Я тут же узнал — Аникий учился в третьем классе, учился плохо, засиживаясь в каждом классе по два года.
Он то заговорщицки подмигивал мне, то устрашающе выпучивал красивые воловьи глаза и вдруг сказал мне на ухо:
— А скажи: тебя зовут Ёркин-Тёркин, да? Ты — кацапчик?
Это показалось мне обидным. Я больше из робости, чем от сдержанности промолчал, но тут же понял: дружбы с Аникием у меня не будет.
Зато в Марусе я сразу обрел верного союзника…
Обед подходил к концу, когда Неонила Федоровна, строго оглядев всех и разомкнув поджатые губы, сказала:
— Фая, отнеси-ка обед Трофиму на кухню. Нехай-ба там и поснедает.
Фая недовольно взглянула на мать, ответила с досадой:
— Маманя, как мне обрыдло носить еду Трофиму. Неужели нельзя, чтобы работник снедал вместе с нами. И мороки меньше, и обед не остывал бы.
Неонила Федоровна повысила голос:
— А ты слухай, чего тебе говорят! Еще недоставало — приглашать работника, хохла, в курень. Да и воняет от него, прости господи, так, что после целую неделю курень надо проветривать.
Маруся потянула меня за руку. Я вышел из-за стола, ничего не сказав ни хозяину, ни хозяйке. Неонила Федоровна строго остановила меня, проговорила назидательно:
— А ты, Ёрка, должен после каждого раза, когда выходишь из-за стола, говорить: «Спаси, Христос. Спасибо вам, тетя и дядя, за хлеб-соль». Так у нас, казаков, полагается. Ведь ты не нехристь? Разве тебя дома этому не учили?
Я стоял смущенный, виновато опустив руки, не зная, как исправить свою ошибку. Дома я никогда никого не благодарил за еду. Я почувствовал себя неблагодарным и больше сердцем, чем умом, понял: с этого дня живу у чужих людей и ем хотя и оплаченный трудовой копейкой отца, но чужой хлеб…

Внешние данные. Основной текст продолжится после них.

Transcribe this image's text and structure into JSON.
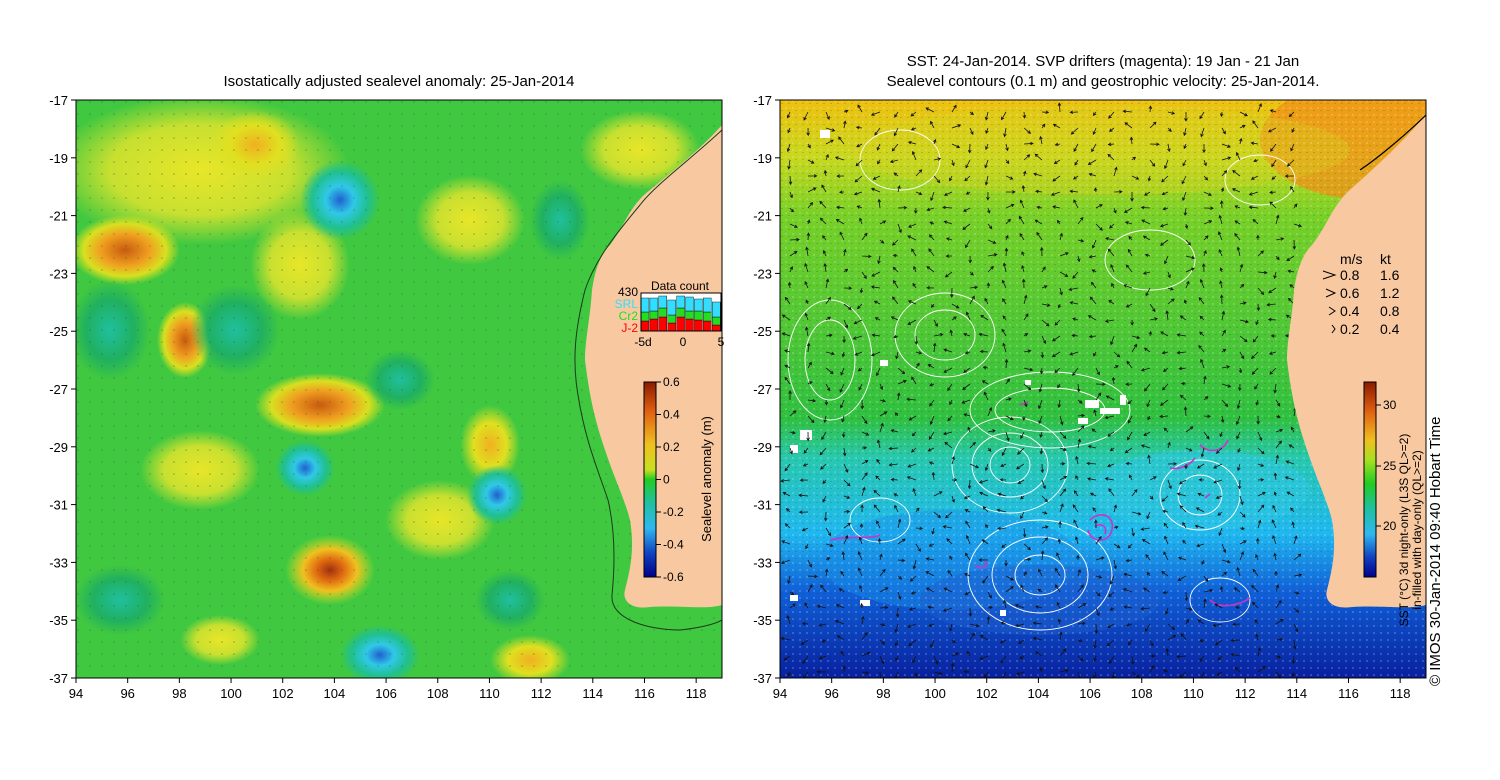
{
  "left_panel": {
    "title": "Isostatically adjusted sealevel anomaly: 25-Jan-2014",
    "colorbar": {
      "label": "Sealevel anomaly (m)",
      "ticks": [
        "0.6",
        "0.4",
        "0.2",
        "0",
        "-0.2",
        "-0.4",
        "-0.6"
      ]
    },
    "data_count": {
      "title": "Data count",
      "count": "430",
      "legend": [
        {
          "label": "SRL",
          "color": "#33ddff"
        },
        {
          "label": "Cr2",
          "color": "#22dd22"
        },
        {
          "label": "J-2",
          "color": "#ff0000"
        }
      ],
      "axis_ticks": [
        "-5d",
        "0",
        "5"
      ]
    }
  },
  "right_panel": {
    "title_line1": "SST: 24-Jan-2014. SVP drifters (magenta): 19 Jan - 21 Jan",
    "title_line2": "Sealevel contours (0.1 m) and geostrophic velocity: 25-Jan-2014.",
    "colorbar": {
      "label_line1": "SST (°C) 3d night-only (L3S QL>=2)",
      "label_line2": "in-filled with day-only (QL>=2)",
      "ticks": [
        "30",
        "25",
        "20"
      ]
    },
    "velocity_legend": {
      "header_ms": "m/s",
      "header_kt": "kt",
      "rows": [
        {
          "ms": "0.8",
          "kt": "1.6"
        },
        {
          "ms": "0.6",
          "kt": "1.2"
        },
        {
          "ms": "0.4",
          "kt": "0.8"
        },
        {
          "ms": "0.2",
          "kt": "0.4"
        }
      ]
    }
  },
  "axes": {
    "x_ticks": [
      "94",
      "96",
      "98",
      "100",
      "102",
      "104",
      "106",
      "108",
      "110",
      "112",
      "114",
      "116",
      "118"
    ],
    "y_ticks": [
      "-17",
      "-19",
      "-21",
      "-23",
      "-25",
      "-27",
      "-29",
      "-31",
      "-33",
      "-35",
      "-37"
    ],
    "lon_range": [
      94,
      119
    ],
    "lat_range": [
      -37,
      -17
    ]
  },
  "copyright": "© IMOS 30-Jan-2014 09:40 Hobart Time",
  "colors": {
    "land": "#f8c9a0",
    "sla_low": "#00008b",
    "sla_mid": "#22cc22",
    "sla_high": "#8b1a00",
    "contour": "#ffffff",
    "drifter": "#cc33cc"
  }
}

Я вышел во двор с тяжелым чувством, но скоро забыл о строгом выговоре хозяйки.
Бегая с Марусей по двору, я увидел работника Трофима. Это был совсем юный, тощий и бледный, замученный работой паренек, почти мальчик, с очень печальными, блестевшими, будто в лихорадке, карими глазами. Я еще дома, в тавричанском хуторе, вдоволь насмотрелся на всяких работников, одетых в самое неприглядное тряпье, но одежда и внешность Трофима показались мне особенно жалкими. Ватная, залоснившаяся до глянца, очень короткая, еле достававшая до поясницы, вся в заплатах, кацавейка, такие же, много раз латанные, штаны, сапоги с ощеренными рыжими носами, а на давно не стриженной, вихрастой голове сплюснутый картузишко с кривым, съехавшим на сторону козырьком — таков был наряд Трофима. А если прибавить к этому сутулую, не по годам согбенную тяжкой работой спину, искривленные рахитом, словно никогда не разгибающиеся, как у дряхлого старика, ноги, тихий, всегда виноватый голос, то портрет Трофима будет почти полным…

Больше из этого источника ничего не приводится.